コニー・ウィリス「クロストーク」読了。
架空の現代風のSFラブコメ的な作品。楽しく読めた。
互いの感情を感じ取れるようになるという手術を恋人とペアで受けることになる主人公。技術の詳細については説明もないままなのでSFと言えるかわからないけれど、実際にいそうな親族や職場の面々といった登場人物が生き生きと動くおかげで、細かいことは気にならない。
主人公が人の話を聞かないところや、そのせいかストーリーが思うように進まないところなど、序盤は正直もどかしい思いもあった。

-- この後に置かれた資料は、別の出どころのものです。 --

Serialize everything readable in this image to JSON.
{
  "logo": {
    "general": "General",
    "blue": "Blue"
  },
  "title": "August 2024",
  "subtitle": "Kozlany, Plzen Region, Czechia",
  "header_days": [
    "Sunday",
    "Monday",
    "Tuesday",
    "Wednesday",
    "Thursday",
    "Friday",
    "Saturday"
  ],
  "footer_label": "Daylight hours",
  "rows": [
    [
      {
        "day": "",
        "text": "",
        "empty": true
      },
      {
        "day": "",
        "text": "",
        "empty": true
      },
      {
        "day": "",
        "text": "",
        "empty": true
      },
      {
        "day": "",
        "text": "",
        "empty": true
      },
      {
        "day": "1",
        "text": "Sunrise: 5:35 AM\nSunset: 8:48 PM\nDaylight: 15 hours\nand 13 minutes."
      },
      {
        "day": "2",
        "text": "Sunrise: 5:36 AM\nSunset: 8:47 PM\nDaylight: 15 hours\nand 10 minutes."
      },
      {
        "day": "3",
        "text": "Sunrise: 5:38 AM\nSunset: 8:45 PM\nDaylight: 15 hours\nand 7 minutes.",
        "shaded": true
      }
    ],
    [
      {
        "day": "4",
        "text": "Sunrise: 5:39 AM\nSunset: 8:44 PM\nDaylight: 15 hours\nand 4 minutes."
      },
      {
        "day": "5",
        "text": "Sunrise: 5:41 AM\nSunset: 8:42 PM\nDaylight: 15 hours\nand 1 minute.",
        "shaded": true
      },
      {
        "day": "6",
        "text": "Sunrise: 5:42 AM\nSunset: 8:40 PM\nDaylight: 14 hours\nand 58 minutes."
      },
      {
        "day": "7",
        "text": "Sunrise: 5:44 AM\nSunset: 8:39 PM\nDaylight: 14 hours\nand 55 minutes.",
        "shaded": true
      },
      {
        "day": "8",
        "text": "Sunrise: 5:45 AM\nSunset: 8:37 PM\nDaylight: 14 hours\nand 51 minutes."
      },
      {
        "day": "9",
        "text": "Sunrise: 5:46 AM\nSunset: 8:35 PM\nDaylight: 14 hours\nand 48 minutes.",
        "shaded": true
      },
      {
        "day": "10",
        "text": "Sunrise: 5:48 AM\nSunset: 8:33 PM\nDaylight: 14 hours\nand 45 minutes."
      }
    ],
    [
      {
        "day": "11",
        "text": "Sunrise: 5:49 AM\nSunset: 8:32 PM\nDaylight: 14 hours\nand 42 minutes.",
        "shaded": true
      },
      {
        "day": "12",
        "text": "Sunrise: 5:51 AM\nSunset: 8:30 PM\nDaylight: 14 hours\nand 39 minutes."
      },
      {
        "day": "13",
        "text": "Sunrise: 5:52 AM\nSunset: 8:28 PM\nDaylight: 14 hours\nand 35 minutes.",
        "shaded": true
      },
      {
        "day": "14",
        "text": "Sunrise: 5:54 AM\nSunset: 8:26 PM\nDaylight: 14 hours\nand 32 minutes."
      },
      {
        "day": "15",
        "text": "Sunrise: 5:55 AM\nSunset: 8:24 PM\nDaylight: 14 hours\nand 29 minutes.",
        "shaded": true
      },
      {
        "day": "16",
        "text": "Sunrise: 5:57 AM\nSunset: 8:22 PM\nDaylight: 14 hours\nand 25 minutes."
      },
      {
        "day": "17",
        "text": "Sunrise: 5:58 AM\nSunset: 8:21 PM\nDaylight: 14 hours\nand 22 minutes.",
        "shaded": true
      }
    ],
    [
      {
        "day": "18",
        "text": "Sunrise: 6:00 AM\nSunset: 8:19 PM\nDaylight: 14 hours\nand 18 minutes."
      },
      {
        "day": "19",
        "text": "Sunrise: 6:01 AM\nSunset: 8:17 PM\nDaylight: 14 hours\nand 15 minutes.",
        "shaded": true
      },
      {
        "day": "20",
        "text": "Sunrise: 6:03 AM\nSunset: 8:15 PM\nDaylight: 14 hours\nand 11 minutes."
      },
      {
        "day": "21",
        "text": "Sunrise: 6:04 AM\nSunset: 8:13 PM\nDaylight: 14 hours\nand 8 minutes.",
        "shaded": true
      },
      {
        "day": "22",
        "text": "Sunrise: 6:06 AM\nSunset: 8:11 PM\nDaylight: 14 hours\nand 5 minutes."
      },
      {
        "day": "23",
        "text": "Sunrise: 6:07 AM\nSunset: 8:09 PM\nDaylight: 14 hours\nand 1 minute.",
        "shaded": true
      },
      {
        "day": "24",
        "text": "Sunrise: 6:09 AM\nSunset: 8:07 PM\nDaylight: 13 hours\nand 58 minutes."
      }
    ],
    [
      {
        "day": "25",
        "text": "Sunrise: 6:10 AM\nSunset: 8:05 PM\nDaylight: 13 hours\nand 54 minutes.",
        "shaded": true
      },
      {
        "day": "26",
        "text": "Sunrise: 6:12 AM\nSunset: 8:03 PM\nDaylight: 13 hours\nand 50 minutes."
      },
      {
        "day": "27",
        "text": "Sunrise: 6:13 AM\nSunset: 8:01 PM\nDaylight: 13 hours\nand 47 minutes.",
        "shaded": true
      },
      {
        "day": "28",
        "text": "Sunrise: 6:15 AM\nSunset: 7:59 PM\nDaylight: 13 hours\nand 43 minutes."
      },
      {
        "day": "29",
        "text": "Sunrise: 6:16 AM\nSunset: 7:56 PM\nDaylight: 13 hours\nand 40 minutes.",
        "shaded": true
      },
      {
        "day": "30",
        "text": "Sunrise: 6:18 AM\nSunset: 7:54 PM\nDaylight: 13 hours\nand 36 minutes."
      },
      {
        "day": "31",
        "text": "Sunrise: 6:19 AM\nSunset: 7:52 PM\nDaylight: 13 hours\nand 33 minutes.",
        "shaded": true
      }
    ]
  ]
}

が、同作者の他の長編作品と同じく、このもどかしさがあるからこそ一気に畳み掛けてくる終盤の展開がきっと楽しいのだろう、と予想しつつ読み進める。
予想にたがわず、やはり後半からは一気にストーリーが展開し、ラスト三分の一くらいは一気読み。前半を読むのに数日かかっていたのはご愛敬。
ちなみに、コニー・ウィリス作品のマイベストはやはり「ドゥームズデイ・ブック」。
ただ、そちらはシリアスな話なので、生死に関わったりしない話が良い場合は、本作は楽しく読めてよいかも。
ドゥームズデイ・ブックでも少年コリンが印象的だったけれど、本作も親戚の少女メイヴがいい脇役だった。コニー・ウィリスの描く大人顔負けのたくましい子供たちは、気持ちを明るくしてくれる。